Bon élève, Jean-François Lisée a donc instauré quelques rendez-vous de son cru comme l'image de 15h15 ou la vidéo de 10h10, deux moments ludiques dans la journée du blogueur qui aborde la plupart du temps des questions politiques et de société.

Au départ, Carole Beaulieu avait estimé qu'il écrirait environ trois fois par semaine, ce qui le fait bien rigoler aujourd'hui puisqu'il alimente son blogue en moyenne trois fois par jour, une tâche qui lui demande environ deux heures de travail quotidiennes.

«Une fois que j'ai une opinion sur un sujet, j'écris très vite, note-t-il. Certains textes sont réglés rapidement, d'autres comme "La laïcité mode d'emploi" peuvent prendre plusieurs semaines. J'écris, je relis, je consulte, je fais relire.»

Pas apolitique

Tout le monde sait que Jean-François Lisée a été le conseiller politique de deux premiers ministres péquistes, Jacques Parizeau et Lucien Bouchard. Le fait que tout le monde connaisse ses positions souverainistes ne l'empêche cependant pas de dormir.

«Je suis en faveur de la transparence totale, lance-t-il. Quand j'écris sur quelqu'un que je connais, par exemple, je le précise à mes lecteurs. Dès le départ, j'ai donc été très clair avec Carole Beaulieu: je ne ferai pas semblant d'être apolitique. Tout le monde sait que je suis souverainiste, je ne m'en cache pas. On peut dire que ma signature est connotée, mais désinhibée.»

En fait, ce qui importe par-dessus tout à Jean-François Lisée, c'est d'être lu. «Le portail de L'actualité est de bonne réputation, mais il n'a pas une grande fréquentation, observe celui qui se définit aujourd'hui comme un auteur engagé. J'ai donc pris mon Rolodex et j'ai envoyé mon blogue à une liste d'environ 6000 contacts. Je l'affiche également sur Facebook où j'ai environ 4000 amis. Je surveille mes statistiques de près, c'est certain. En fait, je passe un peu trop de temps à consulter les statistiques et lire les commentaires.»

Le directeur du CERIUM n'a toutefois pas à s'inquiéter, ses écrits ont de l'impact. À preuve, son intervention vers la fin du lock-out au Journal de Montréal, qui a été prise très au sérieux par les deux parties. «J'avais choisi d'intervenir sous forme d'une lettre ouverte, car c'est plus percutant, explique Lisée. J'ai avisé un des avocats de M. Péladeau que j'écrivais à son client et il m'a rappelé pour me dire que Pierre Karl Péladeau allait me répondre et qu'il m'appellerait sûrement, ce qu'il a fait.

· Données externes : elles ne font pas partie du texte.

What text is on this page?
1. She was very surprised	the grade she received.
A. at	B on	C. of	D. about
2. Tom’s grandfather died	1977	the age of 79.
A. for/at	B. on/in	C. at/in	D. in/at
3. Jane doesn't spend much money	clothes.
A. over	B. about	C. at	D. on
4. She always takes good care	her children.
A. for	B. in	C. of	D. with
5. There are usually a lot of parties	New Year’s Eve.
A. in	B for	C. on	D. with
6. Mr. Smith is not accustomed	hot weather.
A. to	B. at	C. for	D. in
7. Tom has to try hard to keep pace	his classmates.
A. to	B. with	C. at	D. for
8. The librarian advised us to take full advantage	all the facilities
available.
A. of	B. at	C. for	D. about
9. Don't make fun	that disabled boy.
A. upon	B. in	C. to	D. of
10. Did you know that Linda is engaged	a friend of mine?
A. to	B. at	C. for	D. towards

La CSN a répondu à son tour et PKP a répondu à la CSN. Un moment donné, je me suis lassé de jouer au postier et j'ai rédigé cinq questions à chaque partie. PKP a répondu, pas la CSN.»

Jusqu'à tout récemment, cette «lettre ouverte à PKP» a été son billet de blogue le plus lu, avec 10 000 visiteurs. Mais Jean-François Lisée a fracassé ses propres records le soir des élections fédérales: son analyse de la victoire du NPD au Québec a été lue par 50 000 personnes. «J'avais commencé à écrire mon texte avant la journée du vote, car je savais que le Bloc ferait élire moins de 10 députés, raconte le blogueur. Le soir des élections, j'étais en ondes à RDI et j'apportais des modifications à mon texte en direct. Je l'ai mis en ligne durant la soirée et j'ai vu la toile des communications croître sous mes yeux. En quelques heures, il y avait 10 000 recommandations Facebook. C'est là qu'on réalise qu'on a dit quelque chose qui rejoint la conscience des gens.»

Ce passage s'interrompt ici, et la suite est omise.